The Prince arrived in Antigua yesterday and was greeted by the Governor-General of Antigua and Barbuda, Sir Rodney Williams, and the Prime Minister, Gaston Browne.
In Antigua, which escaped the worst of the storms, The Prince visited a centre for Barbudan evacuees and heard about how the community helped to support those evacuated. Many Antiguans have helped the neighbouring islanders by opening their homes to evacuees and donating clothes and food.
On Friday evening, The Prince of Wales attended a reception in the Antiguan capital of St John’s.
His Royal Highness said: “As you recover and move forward, you can be sure, Ladies and Gentlemen, that you are not alone. The plight of those who have been through such terrifying devastation and are still enduring such dreadful privation is close to the heart of Her Majesty The Queen and, indeed, to my own.”
Today, The Prince of Wales travelled to the island of Barbuda to see the devastation first-hand and meet survivors and charity workers.
The first stop on Barbuda was Holy Trinity School, visited by Prince Harry last year, which was severely damaged and has been now abandoned by staff and pupils.
His Royal Highness saw the destroyed classrooms, now strewn with books and other schoolwork, and heard about the recovery effort.
Barbuda had a population of 1,700, but now less than 100 people remain on the island.
Arriving in the British Virgin Islands in the afternoon, The Prince visited the Youth Empowerment Project, which helps equip young people with practical life skills for living in difficult situations.
His Royal Highness met those working for the Red Cross, including volunteer Jaikarron Persaud. Jaikarron spent two weeks camping at the British Virgin Islands Red Cross Centre in Road Town, Tortola, supporting people who had been affected in his community.

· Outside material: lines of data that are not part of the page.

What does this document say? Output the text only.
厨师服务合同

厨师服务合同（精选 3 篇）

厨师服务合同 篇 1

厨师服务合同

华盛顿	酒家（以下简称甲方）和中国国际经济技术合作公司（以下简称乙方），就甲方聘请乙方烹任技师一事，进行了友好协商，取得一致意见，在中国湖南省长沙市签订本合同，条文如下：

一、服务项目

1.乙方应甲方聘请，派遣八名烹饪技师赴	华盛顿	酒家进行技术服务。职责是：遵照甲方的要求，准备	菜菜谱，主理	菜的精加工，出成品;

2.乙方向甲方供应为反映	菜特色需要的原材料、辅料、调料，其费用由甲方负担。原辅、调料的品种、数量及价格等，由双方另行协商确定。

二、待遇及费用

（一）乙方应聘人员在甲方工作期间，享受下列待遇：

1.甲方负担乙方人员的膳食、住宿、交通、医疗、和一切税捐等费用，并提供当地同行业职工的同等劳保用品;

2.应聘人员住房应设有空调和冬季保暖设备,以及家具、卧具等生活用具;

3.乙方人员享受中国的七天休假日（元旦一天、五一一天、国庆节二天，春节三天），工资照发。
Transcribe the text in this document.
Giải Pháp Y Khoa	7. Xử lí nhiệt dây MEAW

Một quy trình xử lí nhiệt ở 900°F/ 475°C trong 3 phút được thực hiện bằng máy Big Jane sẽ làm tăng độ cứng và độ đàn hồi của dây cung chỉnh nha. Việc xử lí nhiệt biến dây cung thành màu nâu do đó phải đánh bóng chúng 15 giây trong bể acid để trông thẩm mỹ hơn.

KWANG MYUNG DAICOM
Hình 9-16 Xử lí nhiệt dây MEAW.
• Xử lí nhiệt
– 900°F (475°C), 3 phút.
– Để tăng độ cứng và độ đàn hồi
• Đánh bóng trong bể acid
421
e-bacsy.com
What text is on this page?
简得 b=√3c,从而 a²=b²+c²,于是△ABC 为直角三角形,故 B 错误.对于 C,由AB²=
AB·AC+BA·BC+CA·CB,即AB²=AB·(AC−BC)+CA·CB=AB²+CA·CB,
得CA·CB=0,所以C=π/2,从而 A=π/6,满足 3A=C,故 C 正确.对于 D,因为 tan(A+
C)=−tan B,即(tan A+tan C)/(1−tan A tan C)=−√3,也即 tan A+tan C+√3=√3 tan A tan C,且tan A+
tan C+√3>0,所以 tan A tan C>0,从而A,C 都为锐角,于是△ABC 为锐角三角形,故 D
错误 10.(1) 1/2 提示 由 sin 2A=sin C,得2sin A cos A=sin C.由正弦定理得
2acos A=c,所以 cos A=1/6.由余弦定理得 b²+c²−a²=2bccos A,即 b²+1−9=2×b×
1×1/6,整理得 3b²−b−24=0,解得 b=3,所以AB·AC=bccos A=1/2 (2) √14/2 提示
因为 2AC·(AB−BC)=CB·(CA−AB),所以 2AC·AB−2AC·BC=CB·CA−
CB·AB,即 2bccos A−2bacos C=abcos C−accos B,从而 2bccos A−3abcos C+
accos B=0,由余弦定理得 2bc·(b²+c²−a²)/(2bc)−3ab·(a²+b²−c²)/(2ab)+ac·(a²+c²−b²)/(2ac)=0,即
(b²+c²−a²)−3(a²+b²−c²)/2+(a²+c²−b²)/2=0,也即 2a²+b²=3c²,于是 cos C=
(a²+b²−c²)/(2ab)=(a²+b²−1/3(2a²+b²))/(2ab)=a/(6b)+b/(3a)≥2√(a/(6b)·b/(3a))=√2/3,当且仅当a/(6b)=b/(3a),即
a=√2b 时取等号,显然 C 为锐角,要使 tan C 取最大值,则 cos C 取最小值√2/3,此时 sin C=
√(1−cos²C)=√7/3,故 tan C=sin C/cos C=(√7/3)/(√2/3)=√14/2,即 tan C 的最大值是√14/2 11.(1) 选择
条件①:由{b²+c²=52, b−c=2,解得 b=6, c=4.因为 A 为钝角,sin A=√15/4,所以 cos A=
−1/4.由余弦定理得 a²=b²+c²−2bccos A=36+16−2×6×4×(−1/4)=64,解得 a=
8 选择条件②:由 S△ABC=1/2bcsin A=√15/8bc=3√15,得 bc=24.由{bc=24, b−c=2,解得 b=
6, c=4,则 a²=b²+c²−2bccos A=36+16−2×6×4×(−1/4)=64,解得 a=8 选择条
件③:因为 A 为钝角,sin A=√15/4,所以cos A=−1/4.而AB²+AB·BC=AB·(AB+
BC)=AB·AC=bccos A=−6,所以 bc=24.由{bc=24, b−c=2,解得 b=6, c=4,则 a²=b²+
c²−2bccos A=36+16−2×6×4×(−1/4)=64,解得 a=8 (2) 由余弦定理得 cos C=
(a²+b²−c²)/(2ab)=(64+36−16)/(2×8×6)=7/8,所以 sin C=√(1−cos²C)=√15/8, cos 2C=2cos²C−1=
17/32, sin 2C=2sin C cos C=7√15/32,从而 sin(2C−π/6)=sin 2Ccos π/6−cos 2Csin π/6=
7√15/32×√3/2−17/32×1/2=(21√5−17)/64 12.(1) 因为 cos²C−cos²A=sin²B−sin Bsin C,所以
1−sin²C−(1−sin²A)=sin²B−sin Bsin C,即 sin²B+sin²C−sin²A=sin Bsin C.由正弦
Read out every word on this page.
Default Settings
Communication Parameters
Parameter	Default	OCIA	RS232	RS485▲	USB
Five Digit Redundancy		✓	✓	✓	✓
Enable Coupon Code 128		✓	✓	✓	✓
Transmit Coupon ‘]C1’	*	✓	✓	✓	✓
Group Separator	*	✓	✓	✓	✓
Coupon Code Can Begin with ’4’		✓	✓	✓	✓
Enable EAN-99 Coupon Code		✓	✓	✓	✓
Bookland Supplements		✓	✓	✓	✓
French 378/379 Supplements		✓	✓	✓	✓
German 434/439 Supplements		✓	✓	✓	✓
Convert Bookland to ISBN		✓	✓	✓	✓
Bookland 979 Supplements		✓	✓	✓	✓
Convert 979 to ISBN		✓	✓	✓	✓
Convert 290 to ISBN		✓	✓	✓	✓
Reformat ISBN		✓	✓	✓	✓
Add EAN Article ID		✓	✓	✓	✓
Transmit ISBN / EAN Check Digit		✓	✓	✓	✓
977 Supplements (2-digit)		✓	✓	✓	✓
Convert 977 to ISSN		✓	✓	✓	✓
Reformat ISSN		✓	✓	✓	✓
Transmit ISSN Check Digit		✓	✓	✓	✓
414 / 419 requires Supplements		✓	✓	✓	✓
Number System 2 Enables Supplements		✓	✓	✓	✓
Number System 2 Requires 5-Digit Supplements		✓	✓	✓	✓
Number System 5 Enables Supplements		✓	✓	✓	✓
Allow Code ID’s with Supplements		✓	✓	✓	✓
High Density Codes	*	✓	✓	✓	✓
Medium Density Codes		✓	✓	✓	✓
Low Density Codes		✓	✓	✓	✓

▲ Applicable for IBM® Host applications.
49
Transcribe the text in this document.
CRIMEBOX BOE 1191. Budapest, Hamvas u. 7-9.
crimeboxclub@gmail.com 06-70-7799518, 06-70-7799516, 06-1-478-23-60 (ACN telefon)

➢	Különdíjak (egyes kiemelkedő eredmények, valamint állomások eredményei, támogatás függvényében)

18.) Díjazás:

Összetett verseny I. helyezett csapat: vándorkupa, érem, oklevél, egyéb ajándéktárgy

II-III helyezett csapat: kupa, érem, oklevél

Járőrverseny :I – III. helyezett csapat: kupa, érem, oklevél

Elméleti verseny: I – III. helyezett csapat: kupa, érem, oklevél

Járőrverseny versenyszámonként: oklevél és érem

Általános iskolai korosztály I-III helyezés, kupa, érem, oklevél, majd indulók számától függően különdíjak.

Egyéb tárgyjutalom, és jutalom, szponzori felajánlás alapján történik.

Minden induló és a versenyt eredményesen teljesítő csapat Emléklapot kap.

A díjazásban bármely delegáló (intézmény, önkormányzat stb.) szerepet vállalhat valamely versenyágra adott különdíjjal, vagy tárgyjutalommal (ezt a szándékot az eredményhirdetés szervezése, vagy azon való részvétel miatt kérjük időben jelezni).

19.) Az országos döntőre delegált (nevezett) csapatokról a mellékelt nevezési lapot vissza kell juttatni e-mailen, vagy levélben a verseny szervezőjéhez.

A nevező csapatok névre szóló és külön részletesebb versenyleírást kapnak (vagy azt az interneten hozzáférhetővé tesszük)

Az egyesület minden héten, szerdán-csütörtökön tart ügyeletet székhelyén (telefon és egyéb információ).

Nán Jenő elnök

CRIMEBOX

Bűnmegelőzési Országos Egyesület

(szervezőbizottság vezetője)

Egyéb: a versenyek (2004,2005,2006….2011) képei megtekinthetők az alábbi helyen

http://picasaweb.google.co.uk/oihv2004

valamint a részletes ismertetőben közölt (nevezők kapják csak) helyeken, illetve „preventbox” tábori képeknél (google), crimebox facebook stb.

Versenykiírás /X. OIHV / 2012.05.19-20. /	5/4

At a reception for organisations and individuals who played their part in helping during the aftermath of the natural disaster, The Prince met Sir Richard Branson, who remained in his home on Necker Island when the storm struck in September.
Sir Richard Branson said: ”As far as the British Virgin Islands (BVI) are concerned the people were magnificent in the way they pulled together, everybody's helping everybody.
"People have lost their homes and others are putting them up, everybody's helping trying to get water back and electricity back on, and it's been tremendous."
On Sunday, The Prince of Wales will continue his visit to the Caribbean in Antigua and Dominica.